Po raz kolejny chcemy przypomnieć o tej rocznicy, o tej dacie, kiedy to w marcu 1945 roku Nysa została zdobyta przez jednostki Armii Czerwonej. Z miasta wycofały się wówczas wojska niemieckie, a następnie po zakończeniu wojny nastała administracja polska. Nadal zadawane jest jednak pytanie kto tak naprawdę zniszczył miasto. Obecnie znamy już odpowiedź, aczkolwiek problem jest bardzo złożony. Można podsumować to w ten sposób, że Nysa została zniszczona w wyniku wojny i ideologii. Działania wojenne przyczyniły się do sporych zniszczeń, natomiast późniejsza ideologia przyczyniła się do tego, że zamiast odbudowywać miasto, to przez blisko 10 lat je rozbierano po to, żeby pozyskać cegły.
Co stanowiło punkt zapalny do tego, aby zrobić taką wystawę? W poprzednich latach ekspozycje, które były poświęcone tamtym wydarzeniom, bazowały na filmach dokumentalnych, archiwalnych zdjęciach, mapach, planach albo wykładach. W tym roku można mieć wrażenie, że nastąpiło odświeżenie tematu.
Trzeba było znaleźć właśnie ten punkt zapalny. W tym przypadku była nim seria zdjęcie pokazujących czerwonoarmistów, którzy właśnie w dniach 23-24 marca wkraczają do Nysy i są na Rynku oraz na ulicach miasta. Mamy doskonałe zdjęcia, na podstawie których jeden z modelarzy wykonał wspaniałą dioramę. Zajęło mu to prawie rok. Praca pokazuje Rynek, oczywiście został on potraktowany w sposób dosyć dowolny, ale z uwzględnieniem na przykład charakterystycznego Domu Wagi Miejskiej oraz ze sprzętem wojskowym, który wówczas na terenie Nysy operował. To był właśnie wspominany punkt zapalny.
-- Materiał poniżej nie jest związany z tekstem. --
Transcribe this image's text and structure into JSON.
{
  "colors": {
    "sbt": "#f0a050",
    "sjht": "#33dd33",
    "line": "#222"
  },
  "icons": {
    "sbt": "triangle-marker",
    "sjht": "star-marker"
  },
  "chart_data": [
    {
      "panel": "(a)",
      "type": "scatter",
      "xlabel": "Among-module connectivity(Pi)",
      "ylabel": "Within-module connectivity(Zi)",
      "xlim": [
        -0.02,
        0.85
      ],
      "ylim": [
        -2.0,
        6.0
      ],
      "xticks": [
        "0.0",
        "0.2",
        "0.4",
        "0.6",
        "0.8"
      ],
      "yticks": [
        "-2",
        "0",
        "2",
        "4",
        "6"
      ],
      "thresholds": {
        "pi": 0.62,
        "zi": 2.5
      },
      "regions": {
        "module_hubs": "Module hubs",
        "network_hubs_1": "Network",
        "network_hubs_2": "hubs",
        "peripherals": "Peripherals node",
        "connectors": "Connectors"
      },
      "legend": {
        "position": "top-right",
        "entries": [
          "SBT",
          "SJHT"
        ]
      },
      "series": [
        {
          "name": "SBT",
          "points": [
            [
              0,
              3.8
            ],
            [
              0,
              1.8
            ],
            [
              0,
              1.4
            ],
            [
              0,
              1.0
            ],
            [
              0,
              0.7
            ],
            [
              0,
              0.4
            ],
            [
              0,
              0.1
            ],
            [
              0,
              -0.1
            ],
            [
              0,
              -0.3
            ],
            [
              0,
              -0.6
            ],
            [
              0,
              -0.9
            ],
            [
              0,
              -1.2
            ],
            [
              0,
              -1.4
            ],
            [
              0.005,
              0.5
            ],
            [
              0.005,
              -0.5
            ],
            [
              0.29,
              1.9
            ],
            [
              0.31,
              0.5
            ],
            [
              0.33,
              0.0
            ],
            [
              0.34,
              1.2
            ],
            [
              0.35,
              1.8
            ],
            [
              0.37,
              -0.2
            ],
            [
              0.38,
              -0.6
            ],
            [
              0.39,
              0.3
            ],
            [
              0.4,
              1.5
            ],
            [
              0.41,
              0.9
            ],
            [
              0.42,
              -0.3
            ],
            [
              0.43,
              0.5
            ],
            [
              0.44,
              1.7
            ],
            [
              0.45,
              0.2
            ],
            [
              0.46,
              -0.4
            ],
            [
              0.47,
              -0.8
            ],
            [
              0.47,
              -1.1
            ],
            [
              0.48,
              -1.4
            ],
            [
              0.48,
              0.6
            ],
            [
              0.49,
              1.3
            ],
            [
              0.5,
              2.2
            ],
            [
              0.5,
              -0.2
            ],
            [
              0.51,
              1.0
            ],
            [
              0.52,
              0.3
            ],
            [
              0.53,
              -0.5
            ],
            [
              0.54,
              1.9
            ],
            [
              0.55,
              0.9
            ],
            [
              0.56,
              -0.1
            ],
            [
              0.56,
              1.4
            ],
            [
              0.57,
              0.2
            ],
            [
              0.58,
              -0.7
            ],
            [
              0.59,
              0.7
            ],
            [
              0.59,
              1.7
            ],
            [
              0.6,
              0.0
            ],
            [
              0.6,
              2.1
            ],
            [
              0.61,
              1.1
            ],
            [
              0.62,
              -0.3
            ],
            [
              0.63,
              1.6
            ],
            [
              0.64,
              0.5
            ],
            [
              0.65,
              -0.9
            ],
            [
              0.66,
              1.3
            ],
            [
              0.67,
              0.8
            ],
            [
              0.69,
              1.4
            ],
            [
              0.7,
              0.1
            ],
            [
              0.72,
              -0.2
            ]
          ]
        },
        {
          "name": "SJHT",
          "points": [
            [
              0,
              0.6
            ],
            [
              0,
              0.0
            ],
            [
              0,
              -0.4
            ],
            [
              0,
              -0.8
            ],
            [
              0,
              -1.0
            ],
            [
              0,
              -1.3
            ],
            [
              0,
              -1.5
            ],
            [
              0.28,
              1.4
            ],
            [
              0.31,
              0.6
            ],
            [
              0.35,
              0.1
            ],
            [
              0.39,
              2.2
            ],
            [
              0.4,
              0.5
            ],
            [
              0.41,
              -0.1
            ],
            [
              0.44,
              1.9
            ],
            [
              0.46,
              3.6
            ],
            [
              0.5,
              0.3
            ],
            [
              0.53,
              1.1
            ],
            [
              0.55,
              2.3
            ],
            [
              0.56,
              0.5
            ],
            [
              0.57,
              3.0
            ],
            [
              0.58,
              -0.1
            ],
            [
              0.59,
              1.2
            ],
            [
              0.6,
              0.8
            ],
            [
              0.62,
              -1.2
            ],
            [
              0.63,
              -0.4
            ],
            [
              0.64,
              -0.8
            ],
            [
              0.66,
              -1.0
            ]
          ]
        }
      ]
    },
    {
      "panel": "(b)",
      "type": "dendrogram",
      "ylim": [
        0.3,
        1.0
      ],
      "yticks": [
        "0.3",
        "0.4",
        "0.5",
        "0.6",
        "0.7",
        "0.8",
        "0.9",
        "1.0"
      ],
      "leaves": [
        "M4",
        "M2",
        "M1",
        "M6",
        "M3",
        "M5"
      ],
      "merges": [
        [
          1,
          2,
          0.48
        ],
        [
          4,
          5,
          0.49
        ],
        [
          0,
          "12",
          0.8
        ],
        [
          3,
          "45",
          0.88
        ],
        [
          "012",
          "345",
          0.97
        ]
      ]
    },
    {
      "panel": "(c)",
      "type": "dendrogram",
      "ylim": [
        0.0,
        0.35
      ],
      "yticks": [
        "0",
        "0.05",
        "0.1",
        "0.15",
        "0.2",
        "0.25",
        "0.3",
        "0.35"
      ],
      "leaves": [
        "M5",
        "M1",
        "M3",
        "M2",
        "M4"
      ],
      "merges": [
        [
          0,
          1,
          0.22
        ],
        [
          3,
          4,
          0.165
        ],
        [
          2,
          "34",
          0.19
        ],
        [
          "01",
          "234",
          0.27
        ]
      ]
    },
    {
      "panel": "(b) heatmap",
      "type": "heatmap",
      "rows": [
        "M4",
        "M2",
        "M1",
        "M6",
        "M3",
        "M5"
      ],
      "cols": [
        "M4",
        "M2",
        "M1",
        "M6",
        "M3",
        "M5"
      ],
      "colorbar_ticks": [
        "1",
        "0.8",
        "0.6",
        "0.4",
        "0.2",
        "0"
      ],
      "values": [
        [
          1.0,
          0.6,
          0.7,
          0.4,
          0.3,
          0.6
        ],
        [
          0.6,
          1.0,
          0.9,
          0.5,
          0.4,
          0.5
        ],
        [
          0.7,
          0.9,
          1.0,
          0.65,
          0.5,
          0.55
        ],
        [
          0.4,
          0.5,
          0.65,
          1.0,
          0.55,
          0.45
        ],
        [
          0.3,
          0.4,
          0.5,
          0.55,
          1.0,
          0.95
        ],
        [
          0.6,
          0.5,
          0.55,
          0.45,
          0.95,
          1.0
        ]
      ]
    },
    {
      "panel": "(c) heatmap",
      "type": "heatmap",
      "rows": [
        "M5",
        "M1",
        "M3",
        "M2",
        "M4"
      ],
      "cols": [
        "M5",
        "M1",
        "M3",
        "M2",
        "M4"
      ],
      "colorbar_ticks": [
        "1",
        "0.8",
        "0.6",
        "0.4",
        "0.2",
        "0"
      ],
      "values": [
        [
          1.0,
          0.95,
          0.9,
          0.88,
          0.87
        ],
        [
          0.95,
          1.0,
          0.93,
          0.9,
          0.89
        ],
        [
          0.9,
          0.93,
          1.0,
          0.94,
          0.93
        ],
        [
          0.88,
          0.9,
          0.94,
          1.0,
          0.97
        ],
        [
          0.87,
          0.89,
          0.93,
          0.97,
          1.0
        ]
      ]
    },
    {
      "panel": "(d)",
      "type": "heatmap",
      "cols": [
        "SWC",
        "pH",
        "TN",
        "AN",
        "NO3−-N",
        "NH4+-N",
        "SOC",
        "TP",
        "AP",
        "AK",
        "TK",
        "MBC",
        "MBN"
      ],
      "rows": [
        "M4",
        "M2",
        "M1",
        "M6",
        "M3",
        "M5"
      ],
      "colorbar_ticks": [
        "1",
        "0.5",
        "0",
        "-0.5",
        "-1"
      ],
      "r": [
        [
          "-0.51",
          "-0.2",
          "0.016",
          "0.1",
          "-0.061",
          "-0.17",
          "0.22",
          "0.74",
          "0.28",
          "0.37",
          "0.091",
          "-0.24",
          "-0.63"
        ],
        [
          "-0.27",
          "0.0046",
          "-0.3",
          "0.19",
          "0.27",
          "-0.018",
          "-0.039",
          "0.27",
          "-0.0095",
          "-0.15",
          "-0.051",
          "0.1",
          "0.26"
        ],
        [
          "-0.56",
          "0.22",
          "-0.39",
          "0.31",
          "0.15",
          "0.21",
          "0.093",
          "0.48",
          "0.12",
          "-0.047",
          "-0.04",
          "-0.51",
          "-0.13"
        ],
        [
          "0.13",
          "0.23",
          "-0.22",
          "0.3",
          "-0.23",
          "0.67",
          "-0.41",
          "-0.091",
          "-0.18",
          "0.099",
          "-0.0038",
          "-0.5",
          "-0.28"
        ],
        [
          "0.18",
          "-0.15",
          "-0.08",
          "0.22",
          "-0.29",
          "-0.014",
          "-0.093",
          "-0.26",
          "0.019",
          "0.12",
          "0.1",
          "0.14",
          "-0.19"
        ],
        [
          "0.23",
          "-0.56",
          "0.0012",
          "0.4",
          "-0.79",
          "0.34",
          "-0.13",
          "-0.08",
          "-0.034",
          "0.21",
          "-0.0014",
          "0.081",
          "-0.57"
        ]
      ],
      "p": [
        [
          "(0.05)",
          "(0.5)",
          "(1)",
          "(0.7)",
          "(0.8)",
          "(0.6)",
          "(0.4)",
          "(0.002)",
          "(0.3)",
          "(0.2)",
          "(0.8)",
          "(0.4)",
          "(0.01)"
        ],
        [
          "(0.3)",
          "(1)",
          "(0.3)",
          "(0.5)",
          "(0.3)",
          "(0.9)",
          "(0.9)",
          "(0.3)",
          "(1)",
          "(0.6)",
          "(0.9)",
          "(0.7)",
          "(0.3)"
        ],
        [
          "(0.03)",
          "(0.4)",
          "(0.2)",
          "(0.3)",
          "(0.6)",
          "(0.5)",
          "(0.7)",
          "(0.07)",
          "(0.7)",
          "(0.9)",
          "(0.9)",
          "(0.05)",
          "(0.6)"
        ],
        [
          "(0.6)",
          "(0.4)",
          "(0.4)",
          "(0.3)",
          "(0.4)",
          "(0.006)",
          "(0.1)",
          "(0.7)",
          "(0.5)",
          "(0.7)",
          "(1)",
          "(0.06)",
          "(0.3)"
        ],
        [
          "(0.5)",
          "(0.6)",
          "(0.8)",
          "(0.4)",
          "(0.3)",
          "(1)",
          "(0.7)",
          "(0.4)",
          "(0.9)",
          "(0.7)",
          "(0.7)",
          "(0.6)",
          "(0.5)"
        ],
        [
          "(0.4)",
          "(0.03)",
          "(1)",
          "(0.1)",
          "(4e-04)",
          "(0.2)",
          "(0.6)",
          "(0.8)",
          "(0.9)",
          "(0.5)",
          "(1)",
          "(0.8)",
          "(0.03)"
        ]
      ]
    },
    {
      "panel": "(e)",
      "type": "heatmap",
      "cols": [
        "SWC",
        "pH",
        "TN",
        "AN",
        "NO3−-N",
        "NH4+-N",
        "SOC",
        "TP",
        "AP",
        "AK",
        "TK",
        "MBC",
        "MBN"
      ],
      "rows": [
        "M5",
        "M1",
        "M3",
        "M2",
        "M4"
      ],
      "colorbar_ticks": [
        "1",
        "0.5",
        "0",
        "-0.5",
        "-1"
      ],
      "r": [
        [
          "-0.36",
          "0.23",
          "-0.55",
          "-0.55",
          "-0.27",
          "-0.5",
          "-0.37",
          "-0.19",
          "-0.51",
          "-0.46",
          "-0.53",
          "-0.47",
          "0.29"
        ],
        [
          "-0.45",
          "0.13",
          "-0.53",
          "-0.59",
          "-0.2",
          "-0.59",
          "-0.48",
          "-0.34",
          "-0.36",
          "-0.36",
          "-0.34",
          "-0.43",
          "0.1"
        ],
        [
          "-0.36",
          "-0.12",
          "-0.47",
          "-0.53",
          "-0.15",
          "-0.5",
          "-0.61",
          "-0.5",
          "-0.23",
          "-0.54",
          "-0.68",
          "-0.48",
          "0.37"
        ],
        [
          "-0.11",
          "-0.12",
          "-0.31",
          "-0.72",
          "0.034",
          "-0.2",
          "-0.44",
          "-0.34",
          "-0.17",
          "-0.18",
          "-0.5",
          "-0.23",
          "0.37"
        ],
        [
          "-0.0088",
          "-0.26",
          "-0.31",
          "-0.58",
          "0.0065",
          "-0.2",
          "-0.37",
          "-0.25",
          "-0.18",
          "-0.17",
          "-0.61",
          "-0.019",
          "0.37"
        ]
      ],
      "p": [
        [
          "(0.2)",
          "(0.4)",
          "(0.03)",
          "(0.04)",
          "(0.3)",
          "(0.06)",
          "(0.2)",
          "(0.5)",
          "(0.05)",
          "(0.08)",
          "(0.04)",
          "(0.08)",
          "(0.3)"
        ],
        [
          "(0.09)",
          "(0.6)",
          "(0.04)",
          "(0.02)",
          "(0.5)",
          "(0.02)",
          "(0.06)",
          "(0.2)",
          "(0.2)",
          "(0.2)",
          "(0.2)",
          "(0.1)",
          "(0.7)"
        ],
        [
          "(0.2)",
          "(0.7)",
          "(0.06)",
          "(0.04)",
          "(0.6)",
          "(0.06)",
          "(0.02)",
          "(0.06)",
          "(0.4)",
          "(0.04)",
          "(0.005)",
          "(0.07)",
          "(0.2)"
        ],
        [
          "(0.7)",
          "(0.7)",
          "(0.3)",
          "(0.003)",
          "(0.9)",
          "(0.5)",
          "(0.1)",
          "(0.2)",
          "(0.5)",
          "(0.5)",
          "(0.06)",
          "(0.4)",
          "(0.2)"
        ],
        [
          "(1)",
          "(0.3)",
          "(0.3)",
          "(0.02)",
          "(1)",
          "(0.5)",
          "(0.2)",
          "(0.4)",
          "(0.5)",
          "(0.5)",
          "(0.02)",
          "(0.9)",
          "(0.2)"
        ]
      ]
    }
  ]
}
Dotarłem do grupy modelarzy z Nysy i postanowiliśmy pokazać tę dioramę, ale także sprzęt wojskowy oraz technikę wojskową z okresu II wojny światowej. Wspomniani modelarze mają duży dorobek w tej dziedzinie. Na wystawie mamy więc przekrój wszystkich sił: lądowych, powietrznych i morskich ze wspomnianego okresu. Prezentowane modele są naprawdę bardzo dobrej jakości i były wykonywane przez wiele tygodni, a nawet miesięcy. Jet to także taka zachęta dla młodzieży, aby oderwać ją nieco od świata wirtualnego i zachęcić do działań manualnych. Taki model składa się z kilkuset elementów.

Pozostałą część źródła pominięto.